16 Marzo 2023
L’ordinanza della Corte di Cassazione n. 7094 del 9/3/2023 ha affermato il principio per cui la proposizione di un appello con scarse o nulle possibilità di essere accolto, in quanto fondato su ragioni contrastanti con un consolidato orientamento della giurisprudenza di legittimità, configura una forma di abuso del processo che legittima la condanna del soccombente ai sensi dell’art. 96 comma 3 c.p.c.
Il caso
La pronuncia in commento ha ad oggetto una domanda risarcitoria avanzata da alcuni medici nei confronti di diverse Pubbliche Amministrazioni per la tardiva trasposizione della direttiva 93/16/CE, che attribuiva un trattamento economico annuo in favore dei medici specializzandi più alto rispetto a quello contemplato dalla legislazione precedente. Tale previsione, tuttavia, a dire degli attori, avrebbe avuto effettiva attuazione solo con il D.Lgs. n. 368/1999 e con l’art. 1, comma 300 della legge 23/12/2005 n. 266, con decorrenza dall’anno accademico 2006-2007, provocando loro un ingente danno.
La Corte d’Appello ha confermato la decisione di primo grado – che aveva rigettato le domande avanzate dagli attori – sulla scorta del consolidato orientamento giurisprudenziale per il quale l’inadempimento dell’Italia agli obblighi comunitari, sotto il profilo in questione, è cessato con l’emanazione del D.Lgs. n. 257 del 1991, che ha previsto una adeguata retribuzione dei medici specializzandi.
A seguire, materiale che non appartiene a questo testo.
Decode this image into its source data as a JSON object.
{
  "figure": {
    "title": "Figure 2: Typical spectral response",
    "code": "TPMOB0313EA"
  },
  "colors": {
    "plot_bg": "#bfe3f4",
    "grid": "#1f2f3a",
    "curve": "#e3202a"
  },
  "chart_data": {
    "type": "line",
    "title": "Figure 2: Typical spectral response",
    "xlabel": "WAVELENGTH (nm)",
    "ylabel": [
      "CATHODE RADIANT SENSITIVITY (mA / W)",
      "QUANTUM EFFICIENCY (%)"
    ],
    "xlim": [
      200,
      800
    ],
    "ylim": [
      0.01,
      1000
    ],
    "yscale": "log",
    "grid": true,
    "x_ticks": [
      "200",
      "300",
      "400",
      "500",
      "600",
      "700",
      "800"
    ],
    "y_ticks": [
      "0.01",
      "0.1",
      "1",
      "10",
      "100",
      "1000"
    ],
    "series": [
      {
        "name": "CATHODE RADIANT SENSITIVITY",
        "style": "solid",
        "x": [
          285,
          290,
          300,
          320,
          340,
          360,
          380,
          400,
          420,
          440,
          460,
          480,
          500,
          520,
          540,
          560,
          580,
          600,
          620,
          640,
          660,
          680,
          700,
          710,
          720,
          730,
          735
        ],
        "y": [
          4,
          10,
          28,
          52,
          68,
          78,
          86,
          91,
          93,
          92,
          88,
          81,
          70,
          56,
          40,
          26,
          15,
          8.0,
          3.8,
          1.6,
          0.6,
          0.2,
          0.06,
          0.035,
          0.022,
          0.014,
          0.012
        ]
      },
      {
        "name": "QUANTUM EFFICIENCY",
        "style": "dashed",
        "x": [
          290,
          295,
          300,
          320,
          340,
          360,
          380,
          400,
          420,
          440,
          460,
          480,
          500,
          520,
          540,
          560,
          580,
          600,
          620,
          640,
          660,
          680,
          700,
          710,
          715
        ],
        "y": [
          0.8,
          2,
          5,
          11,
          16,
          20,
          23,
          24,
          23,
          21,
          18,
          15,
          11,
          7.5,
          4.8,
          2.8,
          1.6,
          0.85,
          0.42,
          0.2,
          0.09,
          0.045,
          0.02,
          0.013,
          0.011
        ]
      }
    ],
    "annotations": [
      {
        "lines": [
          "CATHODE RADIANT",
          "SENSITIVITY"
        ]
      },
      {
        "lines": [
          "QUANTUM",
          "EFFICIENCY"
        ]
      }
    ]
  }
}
Mentre, il D.Lgs. n. 368 del 1999 è intervenuto in un ambito di piena discrezionalità del legislatore nazionale.
La decisione della Suprema Corte
I Giudici di legittimità hanno dichiarato inammissibile il ricorso per Cassazione, condividendo le argomentazioni sviluppate dalla Corte d’Appello, che si pongono in linea con i principi giurisprudenziali consolidatisi in materia, da cui la Suprema Corte non ritiene vi sia ragione di discostarsi.
La Cassazione ha dichiarato, altresì, l’inammissibilità dell’impugnazione del capo della sentenza di appello relativo alle condanne dei ricorrenti al pagamento della somma di € 1.000,00 ciascuno, ai sensi dell’art. 96 c. 3 c.p.c., ritenendo che l’accertamento dei presupposti della condanna (nel caso di specie consistenti nell’uso abusivo e distorto del mezzo processuale dell’impugnazione in appello), richiede un apprezzamento di fatto non censurabile in sede di legittimità, se la sua motivazione risponde ad esatti criteri logico-giuridici.
Nella fattispecie oggetto di giudizio, afferma la Suprema Corte, la Corte d’Appello ha debitamente motivato la propria decisione, ritenendo che l’appellante ha impugnato la sentenza di primo grado con scarse o nulle possibilità di accoglimento del gravame, in quanto le censure erano fondate su ragioni contrastanti con la consolidata giurisprudenza di legittimità e su argomenti già disattesi, circostanza che configura un abuso del processo che legittima la condanna ai sensi dell’art. 96 comma 3 c.p.c.